Mineral in Mars 'Berries' Adds to Water Story

A major ingredient in small mineral spheres analyzed by NASA's Mars
Exploration Rover Opportunity furthers understanding of past water at
Opportunity's landing site and points to a way of determining whether
the vast plains surrounding the site also have a wet history.

The spherules, fancifully called blueberries although they are only the
size of BBs and more gray than blue, lie embedded in outcrop rocks and
scattered over some areas of soil inside the small crater where
Opportunity has been working since it landed nearly two months ago.

Individual spherules are too small to analyze with the
composition-reading tools on the rover. In the past week, those tools
were used to examine a group of berries that had accumulated close
together in a slight depression atop a rock called "Berry Bowl." The
rover's Mössbauer spectrometer, which identifies iron-bearing minerals,
found a big difference between the batch of spherules and a "berry-free"
area of the underlying rock.

"This is the fingerprint of hematite, so we conclude that the major
iron-bearing mineral in the berries is hematite," said Daniel Rodionov,
a rover science team collaborator from the University of Mainz, Germany.
On Earth, hematite with the crystalline grain size indicated in the
spherules usually forms in a wet environment.
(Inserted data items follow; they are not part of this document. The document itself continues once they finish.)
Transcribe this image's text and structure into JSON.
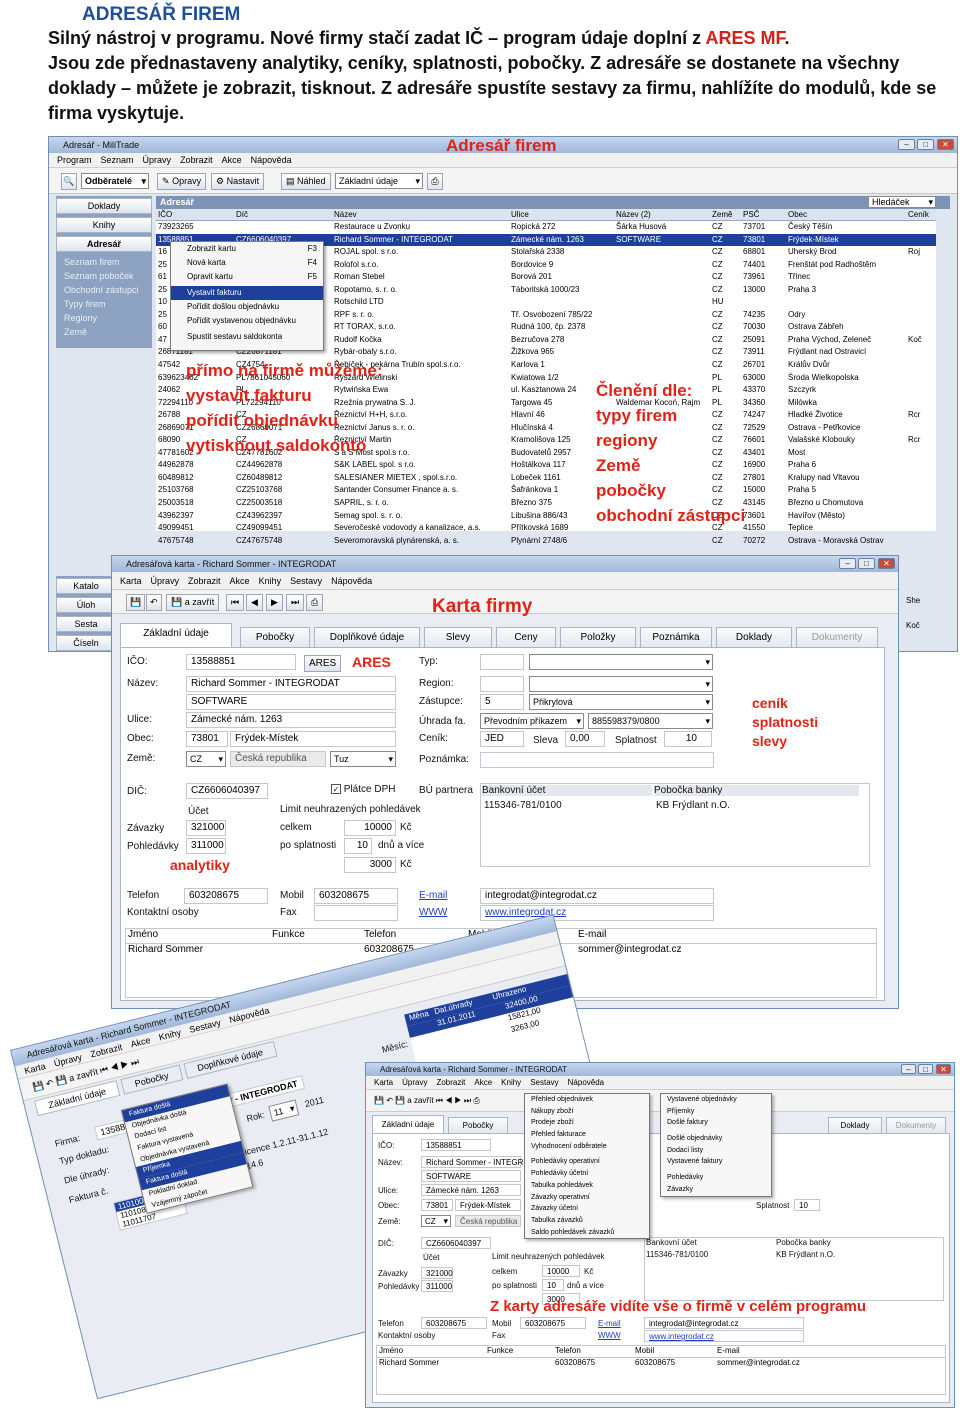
{
  "header": {
    "title": "ADRESÁŘ FIREM",
    "line1_a": "Silný nástroj v programu. Nové firmy stačí zadat IČ – program údaje doplní z ",
    "line1_b": "ARES MF",
    "line1_c": ".",
    "line2": "Jsou zde přednastaveny analytiky, ceníky, splatnosti, pobočky. Z adresáře se dostanete na všechny",
    "line3": "doklady – můžete je zobrazit, tisknout. Z adresáře spustíte sestavy za firmu, nahlížíte do modulů, kde se",
    "line4": "firma vyskytuje."
  },
  "annotations": {
    "adresar_firem": "Adresář firem",
    "primo": "přímo na firmě můžeme:",
    "vystavit": "vystavit fakturu",
    "poridit": "pořídit objednávku",
    "vytisknout": "vytisknout saldokonto",
    "cleneni": "Členění dle:",
    "typy": "typy firem",
    "regiony": "regiony",
    "zeme": "Země",
    "pobocky": "pobočky",
    "zastupci": "obchodní zástupci",
    "karta_firmy": "Karta firmy",
    "ares": "ARES",
    "cenik": "ceník",
    "splatnosti": "splatnosti",
    "slevy": "slevy",
    "analytiky": "analytiky",
    "z_karty": "Z karty adresáře vidíte vše o firmě v celém programu"
  },
  "w1": {
    "title": "Adresář - MiliTrade",
    "menu": [
      "Program",
      "Seznam",
      "Úpravy",
      "Zobrazit",
      "Akce",
      "Nápověda"
    ],
    "filter": "Odběratelé",
    "opravy": "Opravy",
    "nastavit": "Nastavit",
    "nahled": "Náhled",
    "view": "Základní údaje",
    "grid_title": "Adresář",
    "search": "Hledáček",
    "side_buttons": [
      "Doklady",
      "Knihy",
      "Adresář"
    ],
    "side_links": [
      "Seznam firem",
      "Seznam poboček",
      "Obchodní zástupci",
      "Typy firem",
      "Regiony",
      "Země"
    ],
    "side_bottom": [
      "Katalo",
      "Úloh",
      "Sesta",
      "Číseln"
    ],
    "cols": [
      "IČO",
      "Díč",
      "Název",
      "Ulice",
      "Název (2)",
      "Země",
      "PSČ",
      "Obec",
      "Ceník"
    ],
    "rows": [
      [
        "73923265",
        "",
        "Restaurace u Zvonku",
        "Ropická 272",
        "Šárka Husová",
        "CZ",
        "73701",
        "Český Těšín",
        ""
      ],
      [
        "13588851",
        "CZ6606040397",
        "Richard Sommer - INTEGRODAT",
        "Zámecké nám. 1263",
        "SOFTWARE",
        "CZ",
        "73801",
        "Frýdek-Místek",
        ""
      ],
      [
        "16",
        "",
        "ROJAL spol. s r.o.",
        "Stolařská 2338",
        "",
        "CZ",
        "68801",
        "Uherský Brod",
        "Roj"
      ],
      [
        "25",
        "",
        "Rolofol s.r.o.",
        "Bordovice 9",
        "",
        "CZ",
        "74401",
        "Frenštát pod Radhoštěm",
        ""
      ],
      [
        "61",
        "",
        "Roman Stebel",
        "Borová 201",
        "",
        "CZ",
        "73961",
        "Třinec",
        ""
      ],
      [
        "25",
        "",
        "Ropotamo, s. r. o.",
        "Táboritská 1000/23",
        "",
        "CZ",
        "13000",
        "Praha 3",
        ""
      ],
      [
        "10",
        "",
        "Rotschild LTD",
        "",
        "",
        "HU",
        "",
        "",
        ""
      ],
      [
        "25",
        "",
        "RPF s. r. o.",
        "Tř. Osvobození 785/22",
        "",
        "CZ",
        "74235",
        "Odry",
        ""
      ],
      [
        "60",
        "",
        "RT TORAX, s.r.o.",
        "Rudná 100, čp. 2378",
        "",
        "CZ",
        "70030",
        "Ostrava Zábřeh",
        ""
      ],
      [
        "47",
        "",
        "Rudolf Kočka",
        "Bezručova 278",
        "",
        "CZ",
        "25091",
        "Praha Východ, Zeleneč",
        "Koč"
      ],
      [
        "26871181",
        "CZ26871181",
        "Rybár-obaly s.r.o.",
        "Žižkova 965",
        "",
        "CZ",
        "73911",
        "Frýdlant nad Ostravicí",
        ""
      ],
      [
        "47542",
        "CZ4754",
        "Řebíček - pekárna Trubín spol.s.r.o.",
        "Karlova 1",
        "",
        "CZ",
        "26701",
        "Králův Dvůr",
        ""
      ],
      [
        "639623462",
        "PL7861045060",
        "Ryszard Wielinski",
        "Kwiatowa 1/2",
        "",
        "PL",
        "63000",
        "Środa Wielkopolska",
        ""
      ],
      [
        "24062",
        "PL",
        "Rytwińska Ewa",
        "ul. Kasztanowa 24",
        "",
        "PL",
        "43370",
        "Szczyrk",
        ""
      ],
      [
        "72294110",
        "PL72294110",
        "Rzeźnia prywatna S. J.",
        "Targowa 45",
        "Waldemar Kocoń, Rajm",
        "PL",
        "34360",
        "Milówka",
        ""
      ],
      [
        "26788",
        "CZ",
        "Řeznictví H+H, s.r.o.",
        "Hlavní 46",
        "",
        "CZ",
        "74247",
        "Hladké Životice",
        "Rcr"
      ],
      [
        "26869071",
        "CZ26869071",
        "Řeznictví Janus s. r. o.",
        "Hlučínská 4",
        "",
        "CZ",
        "72529",
        "Ostrava - Petřkovice",
        ""
      ],
      [
        "68090",
        "CZ",
        "Řeznictví Martin",
        "Kramolišova 125",
        "",
        "CZ",
        "76601",
        "Valašské Klobouky",
        "Rcr"
      ],
      [
        "47781602",
        "CZ47781602",
        "S a S Most spol.s r.o.",
        "Budovatelů 2957",
        "",
        "CZ",
        "43401",
        "Most",
        ""
      ],
      [
        "44962878",
        "CZ44962878",
        "S&K LABEL spol. s r.o.",
        "Hoštálkova 117",
        "",
        "CZ",
        "16900",
        "Praha 6",
        ""
      ],
      [
        "60489812",
        "CZ60489812",
        "SALESIANER MIETEX , spol.s.r.o.",
        "Lobeček 1161",
        "",
        "CZ",
        "27801",
        "Kralupy nad Vltavou",
        ""
      ],
      [
        "25103768",
        "CZ25103768",
        "Santander Consumer Finance a. s.",
        "Šafránkova 1",
        "",
        "CZ",
        "15000",
        "Praha 5",
        ""
      ],
      [
        "25003518",
        "CZ25003518",
        "SAPRIL, s. r. o.",
        "Březno 375",
        "",
        "CZ",
        "43145",
        "Březno u Chomutova",
        ""
      ],
      [
        "43962397",
        "CZ43962397",
        "Semag spol. s. r. o.",
        "Libušina 886/43",
        "",
        "CZ",
        "73601",
        "Havířov (Město)",
        ""
      ],
      [
        "49099451",
        "CZ49099451",
        "Severočeské vodovody a kanalizace, a.s.",
        "Přítkovská 1689",
        "",
        "CZ",
        "41550",
        "Teplice",
        ""
      ],
      [
        "47675748",
        "CZ47675748",
        "Severomoravská plynárenská, a. s.",
        "Plynární 2748/6",
        "",
        "CZ",
        "70272",
        "Ostrava - Moravská Ostrav",
        ""
      ]
    ],
    "ctx": [
      [
        "Zobrazit kartu",
        "F3"
      ],
      [
        "Nová karta",
        "F4"
      ],
      [
        "Opravit kartu",
        "F5"
      ],
      [
        "Vystavit fakturu",
        ""
      ],
      [
        "Pořídit došlou objednávku",
        ""
      ],
      [
        "Pořídit vystavenou objednávku",
        ""
      ],
      [
        "Spustit sestavu saldokonta",
        ""
      ]
    ],
    "right_tail": [
      "She",
      "Koč"
    ]
  },
  "w2": {
    "title": "Adresářová karta - Richard Sommer - INTEGRODAT",
    "menu": [
      "Karta",
      "Úpravy",
      "Zobrazit",
      "Akce",
      "Knihy",
      "Sestavy",
      "Nápověda"
    ],
    "save": "a zavřít",
    "tabs": [
      "Základní údaje",
      "Pobočky",
      "Doplňkové údaje",
      "Slevy",
      "Ceny",
      "Položky",
      "Poznámka",
      "Doklady",
      "Dokumenty"
    ],
    "ico_lbl": "IČO:",
    "ico": "13588851",
    "ares_btn": "ARES",
    "nazev_lbl": "Název:",
    "nazev1": "Richard Sommer - INTEGRODAT",
    "nazev2": "SOFTWARE",
    "ulice_lbl": "Ulice:",
    "ulice": "Zámecké nám. 1263",
    "obec_lbl": "Obec:",
    "psc": "73801",
    "obec": "Frýdek-Místek",
    "zeme_lbl": "Země:",
    "zeme": "CZ",
    "zeme_name": "Česká republika",
    "tuz": "Tuz",
    "typ_lbl": "Typ:",
    "region_lbl": "Region:",
    "zastupce_lbl": "Zástupce:",
    "zastupce_no": "5",
    "zastupce": "Přikrylová",
    "uhrada_lbl": "Úhrada fa.",
    "uhrada": "Převodním příkazem",
    "ucet": "885598379/0800",
    "cenik_lbl": "Ceník:",
    "cenik": "JED",
    "sleva_lbl": "Sleva",
    "sleva": "0,00",
    "splatnost_lbl": "Splatnost",
    "splatnost": "10",
    "poznamka_lbl": "Poznámka:",
    "dic_lbl": "DIČ:",
    "dic": "CZ6606040397",
    "platce": "Plátce DPH",
    "ucet_hdr": "Účet",
    "limit_hdr": "Limit neuhrazených pohledávek",
    "zavazky_lbl": "Závazky",
    "zavazky": "321000",
    "pohledavky_lbl": "Pohledávky",
    "pohledavky": "311000",
    "celkem_lbl": "celkem",
    "celkem": "10000",
    "kc": "Kč",
    "posplat_lbl": "po splatnosti",
    "posplat_dni": "10",
    "dnu": "dnů a více",
    "posplat": "3000",
    "bu_lbl": "BÚ partnera",
    "bu_hdr1": "Bankovní účet",
    "bu_hdr2": "Pobočka banky",
    "bu1": "115346-781/0100",
    "bu2": "KB Frýdlant n.O.",
    "tel_lbl": "Telefon",
    "tel": "603208675",
    "mob_lbl": "Mobil",
    "mob": "603208675",
    "fax_lbl": "Fax",
    "email_lbl": "E-mail",
    "email": "integrodat@integrodat.cz",
    "www_lbl": "WWW",
    "www": "www.integrodat.cz",
    "kontakt_lbl": "Kontaktní osoby",
    "ct_cols": [
      "Jméno",
      "Funkce",
      "Telefon",
      "Mobil",
      "E-mail"
    ],
    "ct_row": [
      "Richard Sommer",
      "",
      "603208675",
      "603208675",
      "sommer@integrodat.cz"
    ]
  },
  "w3": {
    "title": "Adresářová karta - Richard Sommer - INTEGRODAT",
    "menu": [
      "Karta",
      "Úpravy",
      "Zobrazit",
      "Akce",
      "Knihy",
      "Sestavy",
      "Nápověda"
    ],
    "firma_lbl": "Firma:",
    "firma": "13588851",
    "typ": "Typ dokladu:",
    "dle": "Dle úhrady:",
    "faktura": "Faktura č.",
    "rok_lbl": "Rok:",
    "rok": "2011",
    "mesic": "Měsíc:",
    "cislo": "Číslo",
    "menu_items": [
      "Faktura došlá",
      "Objednávka došlá",
      "Dodací list",
      "Faktura vystavená",
      "Objednávka vystavená",
      "Příjemka",
      "Faktura došlá",
      "Pokladní doklad",
      "Vzájemný zápočet"
    ],
    "list": [
      "11010067",
      "11010813",
      "11011707"
    ],
    "lic": "licence 1.2.11-31.1.12",
    "sub": "14.6",
    "money_hdr": [
      "Měna",
      "Dat.úhrady",
      "Uhrazeno"
    ],
    "money": [
      "32400,00",
      "15821,00",
      "3263,00"
    ],
    "date": "31.01.2011"
  },
  "w4": {
    "title": "Adresářová karta - Richard Sommer - INTEGRODAT",
    "menu": [
      "Karta",
      "Úpravy",
      "Zobrazit",
      "Akce",
      "Knihy",
      "Sestavy",
      "Nápověda"
    ],
    "tabs": [
      "Základní údaje",
      "Pobočky",
      "Doklady",
      "Dokumenty"
    ],
    "sestavy": [
      "Přehled objednávek",
      "Nákupy zboží",
      "Prodeje zboží",
      "Přehled fakturace",
      "Vyhodnocení odběratele",
      "Pohledávky operativní",
      "Pohledávky účetní",
      "Tabulka pohledávek",
      "Závazky operativní",
      "Závazky účetní",
      "Tabulka závazků",
      "Saldo pohledávek závazků"
    ],
    "knihy": [
      "Vystavené objednávky",
      "Příjemky",
      "Došlé faktury",
      "Došlé objednávky",
      "Dodací listy",
      "Vystavené faktury",
      "Pohledávky",
      "Závazky"
    ],
    "ico_lbl": "IČO:",
    "ico": "13588851",
    "nazev_lbl": "Název:",
    "nazev": "Richard Sommer - INTEGR",
    "nazev2": "SOFTWARE",
    "ulice_lbl": "Ulice:",
    "ulice": "Zámecké nám. 1263",
    "obec_lbl": "Obec:",
    "psc": "73801",
    "obec": "Frýdek-Místek",
    "zeme_lbl": "Země:",
    "zeme": "CZ",
    "zeme_name": "Česká republika",
    "splatnost": "Splatnost",
    "spl": "10",
    "dic_lbl": "DIČ:",
    "dic": "CZ6606040397",
    "ucet": "Účet",
    "limit": "Limit neuhrazených pohledávek",
    "zav_lbl": "Závazky",
    "zav": "321000",
    "poh_lbl": "Pohledávky",
    "poh": "311000",
    "celkem_lbl": "celkem",
    "celkem": "10000",
    "kc": "Kč",
    "posp_lbl": "po splatnosti",
    "posp": "10",
    "dnu": "dnů a více",
    "posp2": "3000",
    "bu1_hdr": "Bankovní účet",
    "bu2_hdr": "Pobočka banky",
    "bu1": "115346-781/0100",
    "bu2": "KB Frýdlant n.O.",
    "tel_lbl": "Telefon",
    "tel": "603208675",
    "mob_lbl": "Mobil",
    "mob": "603208675",
    "email_lbl": "E-mail",
    "email": "integrodat@integrodat.cz",
    "kontakt_lbl": "Kontaktní osoby",
    "fax_lbl": "Fax",
    "www_lbl": "WWW",
    "www": "www.integrodat.cz",
    "ct_cols": [
      "Jméno",
      "Funkce",
      "Telefon",
      "Mobil",
      "E-mail"
    ],
    "ct_row": [
      "Richard Sommer",
      "",
      "603208675",
      "603208675",
      "sommer@integrodat.cz"
    ]
  }
}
Scientists had previously deduced that the martian spherules are
concretions that grew inside water-soaked deposits. Evidence such as
interlocking spherules and random distribution within rocks weighs
against alternate possibilities for their origin. Discovering hematite
in the rocks strengthens this conclusion. It also adds information that
the water in the rocks when the spherules were forming carried iron,
said Dr. Andrew Knoll, a science team member from Harvard University,
Cambridge, Mass.

"The question is whether this will be part of a still larger story,"
Knoll said at a press briefing today at NASA's Jet Propulsion
Laboratory, Pasadena, Calif. Spherules below the outcrop in the crater
apparently weathered out of the outcrop, but Opportunity has also
observed plentiful spherules and concentrations of hematite above the
outcrop, perhaps weathered out of a higher layer of once-wet deposits.
The surrounding plains bear exposed hematite identified from orbit in an
area the size of Oklahoma -- the main reason this Meridiani Planum
region of Mars was selected as Opportunity's landing site.
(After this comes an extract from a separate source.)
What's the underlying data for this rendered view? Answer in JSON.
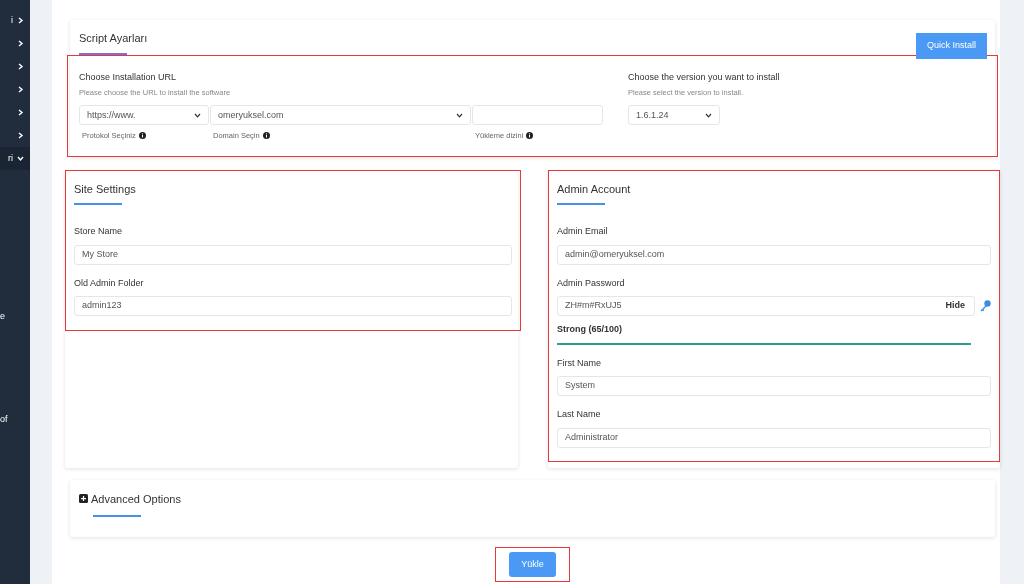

"Perhaps the whole floor of Meridiani Planum has a residual layer of
blueberries," Knoll suggested. "If that's true, one might guess that a
much larger volume of outcrop once existed and was stripped away by
erosion through time."

Opportunity will spend a few more days in its small crater completing a
survey of soil sites there, said Bethany Ehlmann, a science team
collaborator from Washington University, St. Louis. One goal of the
survey is to assess distribution of the spherules farther from the
outcrop. After that, Opportunity will drive out of its crater and head
for a much larger crater with a thicker outcrop about 750 meters (half a
mile) away.

Halfway around Mars, NASA's other Mars Exploration Rover, Spirit, has
been exploring the rim of the crater nicknamed "Bonneville," which it
reached last week. A new color panorama shows "a spectacular view of
drift materials on the floor" and other features, said Dr. John Grant,
science team member from the National Air and Space Museum in
Washington. Controllers used Spirit's wheels to scuff away the crusted
surface of a wind drift on the rim for comparison with drift material
inside the crater.

A faint feature at the horizon of the new panorama is the wall of Gusev
Crater, about 80 kilometers (50 miles) away, said JPL's Dr. Albert
Haldemann, deputy project scientist. The wall rises about 2.5 kilometers
(1.6 miles) above Spirit's current location roughly in the middle of
Gusev Crater. It had not been seen in earlier Spirit images because of
dust, but the air has been clearing and visibility improving, Haldemann
said.

Controllers have decided not to send Spirit into Bonneville crater. "We
didn't see anything compelling enough to take the risk to go down in
there," said JPL's Dr. Mark Adler, mission manager. Instead, after a few
more days exploring the rim, Spirit will head toward hills to the east
informally named "Columbia Hills," which might have exposures of layers
from below or above the region's current surface.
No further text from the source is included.